Especialistas afirmam que não há um número mágico a partir do qual a dívida se torna um problema muito grande, mas avaliam que o cenário se mostra desafiador.
“Quando a dívida é crescente e num nível relativamente alto, como é o nosso caso, é uma fonte de vulnerabilidade. O governo é dependente do mercado financeiro para financiar a dívida pública”, diz o economista Manoel Pires, coordenador do Centro de Política Fiscal e Orçamento Público do FGV Ibre (Instituto Brasileiro de Economia da Fundação Getulio Vargas).
Segundo ele, à medida que a dívida pública aumenta, o governo também precisa ampliar seu esforço de superávit primário para estabilizá-la, cortando despesas ou elevando receitas.
Pires também ressalta que uma parcela considerável da dívida vence no curto prazo, o que gera uma pressão no mercado, eleva as taxas de juros cobradas no refinanciamento e realimenta a própria dinâmica da dívida.
O aumento nas taxas também afeta a estrutura de juros da economia, o que encarece e atrapalha investimentos do setor privado. Segundo ele, as projeções sinalizam uma preocupação para a trajetória econômica do país no futuro.
As novas estimativas do governo podem ser consideradas otimistas, dado que consideram um resultado primário no centro das metas estipuladas para o período 2025-2028. Em 2024, no entanto, o governo tem entregado uma execução perto da margem inferior da regra, que permite um déficit de até R$ 28,8 bilhões (sem contar despesas fora da meta).
Se essa tendência se mantiver, significará um resultado efetivo pior em até 0,25% do PIB ao ano. Em quatro anos, isso daria uma diferença de 1% do PIB a mais na projeção de endividamento.
O economista Cláudio Hamilton, coordenador de Finanças Públicas do Ipea (Instituto de Pesquisa Econômica Aplicada), diz que as projeções de dívida são muito sensíveis aos parâmetros econômicos adotados, como crescimento do PIB e taxa de juros, e é normal haver revisões.

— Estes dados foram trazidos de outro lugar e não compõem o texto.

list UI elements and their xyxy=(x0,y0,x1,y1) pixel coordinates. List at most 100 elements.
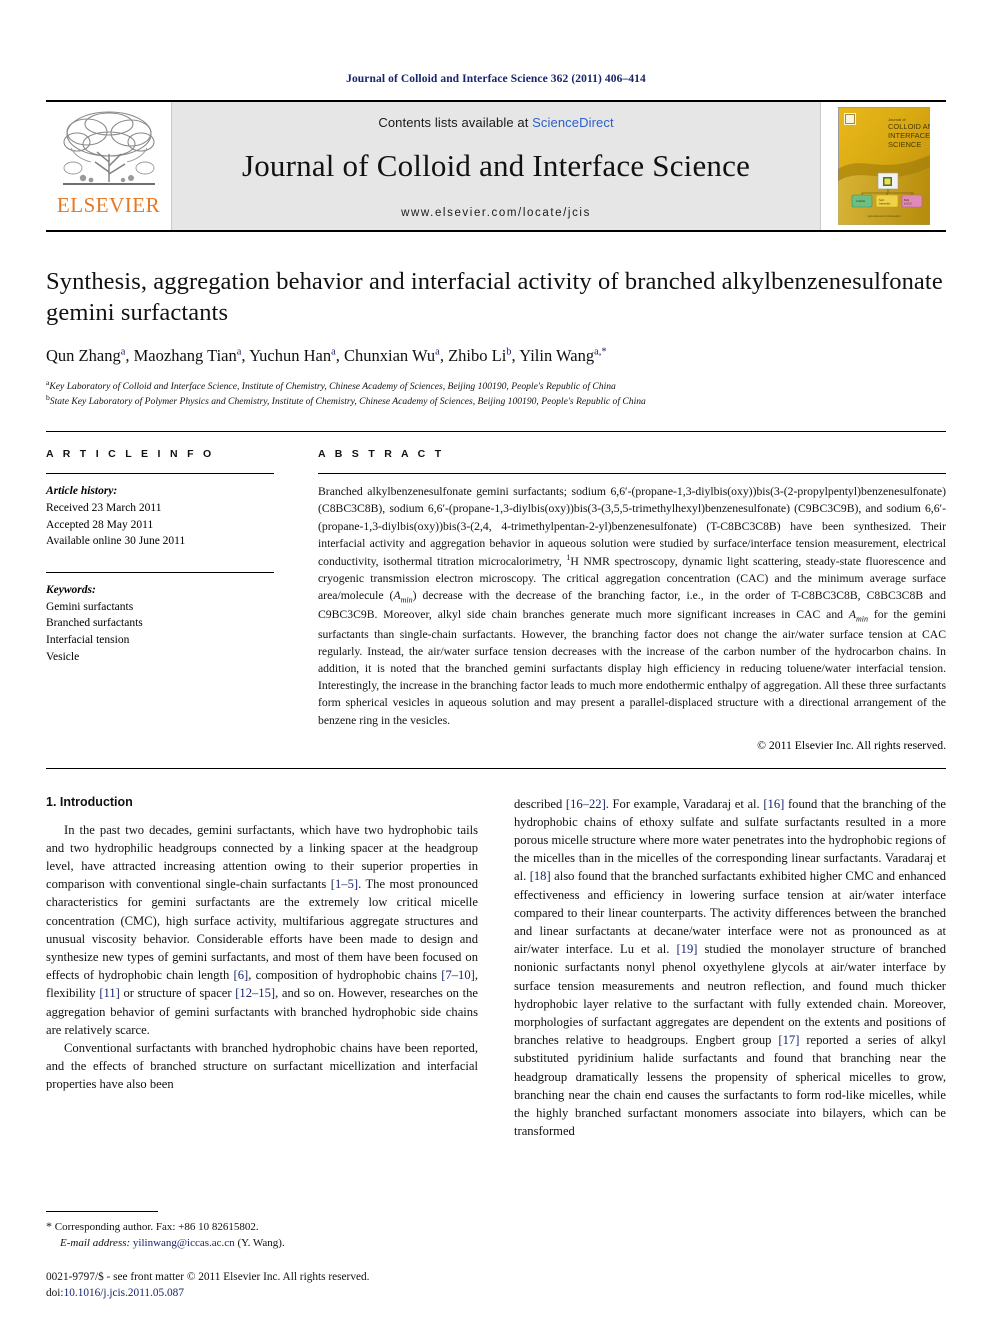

Ele afirma, porém, que o principal motor para reduzir o endividamento do país é o superávit primário, que tem sido uma “questão desafiadora” para o governo. “Não quer dizer que não vai aumentar [o superávit], mas o governo tem tido dificuldades em fazer isso”, diz.
Ele ressalta que medidas como a revisão de gastos são bem-vindas, mas não são suficientes para conter as grandes tendências, como o avanço de gastos previdenciários e assistenciais.
“Isso vai colocar uma pressão. É impossível ter superávits crescentes? Não, mas precisa cortar outras despesas, ou aumentar receitas. Mas aumentar receitas passa pelo Congresso. É uma escolha da sociedade”, afirma Hamilton.